黄色く尖った先端が黒い耳に、赤い頬、ギザギザの尻尾に黄色い体が特徴のポケモンーーピカチュウだった。
「何で、ピカチュウなんかに……」
「? あなた……名前は覚えてる?」
「え、ああ。ラルド、それが俺の名前だ」
「じゃあ、ラルド。なんらかの記憶は……ある?」
「無い」
キッパリ言うね……。
まぁ、解かり易いけど。
「じゃあ……記憶喪失って事?」
「そうだろうな」
記憶がないからこんな事になってるのに、なんで質問したんだろ、私……。
「じゃあ、あなたは一体……」
と、言った瞬間だった。
「おや? これは誰のかな〜?」
「え、あ。それは!!」
「?」
このイーブイの後ろを見ると、ドガースと言うポケモンとズバットというポケモンが並んで立って(実際は浮いている)いた。
変な笑みを浮かべて。
「ん〜? これはなんだろうなぁ、イング」
「あぁ、本当困るよな〜。こんなとこ落し物があっちゃ」
「あ、そ、それ返して! 私のなの!」
「あぁ?お前のだって言う証拠はあるのか?」
「ないけど……けど、私のなの!」
「五月蝿ぇ!!」
遂にキレたのか、イングと呼ばれたズバットは“エアカッター”を俺たちに向かって放つ。威力はまだ弱い二人には強力に感じれる程度だった。

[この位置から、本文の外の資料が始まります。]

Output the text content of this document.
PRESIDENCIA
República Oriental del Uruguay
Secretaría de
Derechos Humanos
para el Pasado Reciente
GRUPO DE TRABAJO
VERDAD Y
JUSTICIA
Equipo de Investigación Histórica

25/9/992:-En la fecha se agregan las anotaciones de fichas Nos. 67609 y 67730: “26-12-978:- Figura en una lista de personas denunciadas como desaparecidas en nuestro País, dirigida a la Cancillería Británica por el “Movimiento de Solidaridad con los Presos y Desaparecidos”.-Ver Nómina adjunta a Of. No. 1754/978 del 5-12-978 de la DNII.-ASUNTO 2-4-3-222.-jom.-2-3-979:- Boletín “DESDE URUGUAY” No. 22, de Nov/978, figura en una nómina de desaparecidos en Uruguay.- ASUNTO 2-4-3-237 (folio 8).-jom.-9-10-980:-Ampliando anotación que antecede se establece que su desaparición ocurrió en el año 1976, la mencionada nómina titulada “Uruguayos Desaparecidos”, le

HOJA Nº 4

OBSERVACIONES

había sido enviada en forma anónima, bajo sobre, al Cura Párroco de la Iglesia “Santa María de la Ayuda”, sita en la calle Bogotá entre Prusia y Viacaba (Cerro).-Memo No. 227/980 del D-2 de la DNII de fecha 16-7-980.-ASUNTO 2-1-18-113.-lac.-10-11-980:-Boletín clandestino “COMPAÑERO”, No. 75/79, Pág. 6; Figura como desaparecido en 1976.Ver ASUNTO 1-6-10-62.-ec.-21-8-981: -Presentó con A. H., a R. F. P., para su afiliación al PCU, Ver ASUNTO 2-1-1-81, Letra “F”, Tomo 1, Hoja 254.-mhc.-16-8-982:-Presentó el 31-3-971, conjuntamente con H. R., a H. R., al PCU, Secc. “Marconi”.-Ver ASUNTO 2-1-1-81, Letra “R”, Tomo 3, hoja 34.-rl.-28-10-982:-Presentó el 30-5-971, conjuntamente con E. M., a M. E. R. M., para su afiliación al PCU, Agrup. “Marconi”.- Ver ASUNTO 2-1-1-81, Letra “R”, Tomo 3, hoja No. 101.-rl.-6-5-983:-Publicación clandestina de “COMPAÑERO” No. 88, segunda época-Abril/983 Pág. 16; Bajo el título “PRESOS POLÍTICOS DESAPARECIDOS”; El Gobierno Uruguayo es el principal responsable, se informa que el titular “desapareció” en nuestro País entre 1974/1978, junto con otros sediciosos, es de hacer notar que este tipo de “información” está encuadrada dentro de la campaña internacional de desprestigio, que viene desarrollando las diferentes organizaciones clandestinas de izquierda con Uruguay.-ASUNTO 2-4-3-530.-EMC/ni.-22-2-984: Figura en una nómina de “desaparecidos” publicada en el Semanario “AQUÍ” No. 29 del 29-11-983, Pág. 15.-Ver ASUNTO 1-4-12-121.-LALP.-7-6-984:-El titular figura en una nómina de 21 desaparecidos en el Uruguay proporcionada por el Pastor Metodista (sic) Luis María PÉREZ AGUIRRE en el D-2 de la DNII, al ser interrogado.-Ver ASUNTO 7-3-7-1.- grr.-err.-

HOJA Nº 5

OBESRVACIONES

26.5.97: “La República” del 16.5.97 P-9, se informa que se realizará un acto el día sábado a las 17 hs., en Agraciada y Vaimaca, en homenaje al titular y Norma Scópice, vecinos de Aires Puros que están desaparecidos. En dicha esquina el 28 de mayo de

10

更に俺の居る所には小さな穴のようなものが開き、すっぽりはまってしまった。
「へへっ、取り返しに来るか?」
「来いよ!けっ」
可笑しくないか? 笑い方だ……。
「うぅ……」
「? 何だ、ビビってんのか?」
「弱虫だな。へへっ」
「じゃあな。弱虫君」
「くぅ……」
そして、バルンと呼ばれたドガースと、イングと呼ばれたズバットは洞窟へと消えていった。
「うう……そうだ、ラルド! 大丈夫!?」
「大丈夫だ、それより引っ張ってくれ……」
「うん」
〜☆〜
「あいつ達……次逢ったらようしゃしねぇ! と言うか追いかけるぞ!!」
「え?でも……」
「いいんだよ!俺の鬱憤は晴れる。お前の宝物も戻る。一石二鳥じゃねぇか!」
「うん、って、手伝ってくれるの?」
「ああ! だからさ。ほら」
ラルドは手を差し伸べてくれた。
こんな私に。
(...あの時以来かも...)
ふと、ミルは昔を思い出した。
とても温かく、とても冷たかったあの日々を。
「一緒に行こうぜ、えーと……」
「ミル……私はミルって言うの。よろしくね」
「ああ、一緒に行こうぜ、ミル!」
「うん!」
そして、俺達は海岸の洞窟へと、足を踏み込んだ。